Indeed, a Michigan-based pro-affirmative action group, By Any Means Necessary, has filed a class action lawsuit against California’s Prop 209, which upon its 1996 passage amended California’s constitution to bar affirmative action in the University of California system.
There is no guarantee that this suit will move forward. But BAMN appears emboldened by two factors: 1) the current Prop 8 challenge in a California federal district court, and 2) the Roberts Court’s hostility to race-based policies and initiatives.
Yet just because a federal court proceeded with trial in the Prop 8 case, and that case seems destined to go to a Supreme Court that has issued rulings favorable to gay rights, does not mean that Prop 209 will get the same treatment. First, the Ninth Circuit unanimously smacked down a challenge to the amendment in 1997. Second, Justice Kennedy, who may or may not be favorable to gay rights when it comes to marriage, is absolutely and unequivocally against affirmative action: he dissented Metro Broadcasting, was in the majority in Adarand, dissented in Grutter, was in the Gratz majority, was Parents Involved‘s fifth vote, and penned Ricci.
Justice O’Connor in Grutter upheld affirmative action. Justice Alito will have no such sympathies. Unless Kennedy has a Casey moment and steps back from the brink of overturning another liberal, Burger Court era precedent, BAMN should count the votes and fire its counsel for malpractice: if this case goes to the Supreme Court, it will find five justices who will not hesitate in ending affirmative action once and for all. And they will almost certainly use Chief Justice Roberts’s concurrence in Citizens United to justify reversing Grutter within a decade of the decision.

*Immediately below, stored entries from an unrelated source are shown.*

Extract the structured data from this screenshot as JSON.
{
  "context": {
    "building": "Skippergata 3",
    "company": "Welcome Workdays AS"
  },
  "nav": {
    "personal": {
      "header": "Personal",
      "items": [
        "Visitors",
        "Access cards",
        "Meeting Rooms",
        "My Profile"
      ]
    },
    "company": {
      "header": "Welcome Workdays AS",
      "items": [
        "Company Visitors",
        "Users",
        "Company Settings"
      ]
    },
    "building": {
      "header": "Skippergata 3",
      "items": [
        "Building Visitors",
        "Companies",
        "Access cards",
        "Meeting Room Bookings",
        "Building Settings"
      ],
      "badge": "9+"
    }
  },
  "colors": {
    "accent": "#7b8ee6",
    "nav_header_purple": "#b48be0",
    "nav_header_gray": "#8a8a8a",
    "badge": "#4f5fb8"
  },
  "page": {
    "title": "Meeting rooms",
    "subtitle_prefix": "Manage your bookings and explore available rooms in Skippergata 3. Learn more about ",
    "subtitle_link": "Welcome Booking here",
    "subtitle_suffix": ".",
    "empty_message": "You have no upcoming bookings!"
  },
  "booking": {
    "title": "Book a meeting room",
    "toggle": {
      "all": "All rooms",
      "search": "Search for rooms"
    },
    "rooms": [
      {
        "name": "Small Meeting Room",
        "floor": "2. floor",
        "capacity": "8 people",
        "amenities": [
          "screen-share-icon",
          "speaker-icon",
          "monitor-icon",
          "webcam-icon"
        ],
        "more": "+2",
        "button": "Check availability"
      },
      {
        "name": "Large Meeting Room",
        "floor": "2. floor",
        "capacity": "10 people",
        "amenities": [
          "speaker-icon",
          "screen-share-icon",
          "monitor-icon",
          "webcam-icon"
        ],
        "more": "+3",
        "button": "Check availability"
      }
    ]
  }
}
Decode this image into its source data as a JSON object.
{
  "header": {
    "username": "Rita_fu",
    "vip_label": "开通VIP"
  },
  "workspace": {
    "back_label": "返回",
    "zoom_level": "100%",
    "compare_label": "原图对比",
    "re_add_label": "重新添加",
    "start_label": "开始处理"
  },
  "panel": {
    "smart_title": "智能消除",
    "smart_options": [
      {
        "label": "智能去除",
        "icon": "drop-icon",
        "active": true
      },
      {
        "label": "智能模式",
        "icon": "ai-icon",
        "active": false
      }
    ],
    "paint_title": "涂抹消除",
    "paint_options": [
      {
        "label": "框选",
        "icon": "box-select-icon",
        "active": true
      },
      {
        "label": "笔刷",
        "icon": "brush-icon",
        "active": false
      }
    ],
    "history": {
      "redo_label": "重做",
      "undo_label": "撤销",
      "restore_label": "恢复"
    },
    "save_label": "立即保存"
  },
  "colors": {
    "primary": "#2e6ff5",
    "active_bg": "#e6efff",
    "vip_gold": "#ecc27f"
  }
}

Kennedy voted against his previous voting record and upheld abortion in Casey because O’Connor’s investment in the law and Souter’s fealty to stare decisis convinced Kennedy that Roe should not be entirely felled. With neither O’Connor nor Souter remaining on the bench, I see no way affirmative action will survive Kennedy’s longstanding antipathy to race-conscious laws. In fact, we may sooner see the justices rule that secession passes constitutional muster. And even Scalia, with his famously alienating pen, could write an opinion that holds a nine-member majority on its unconstitutionality.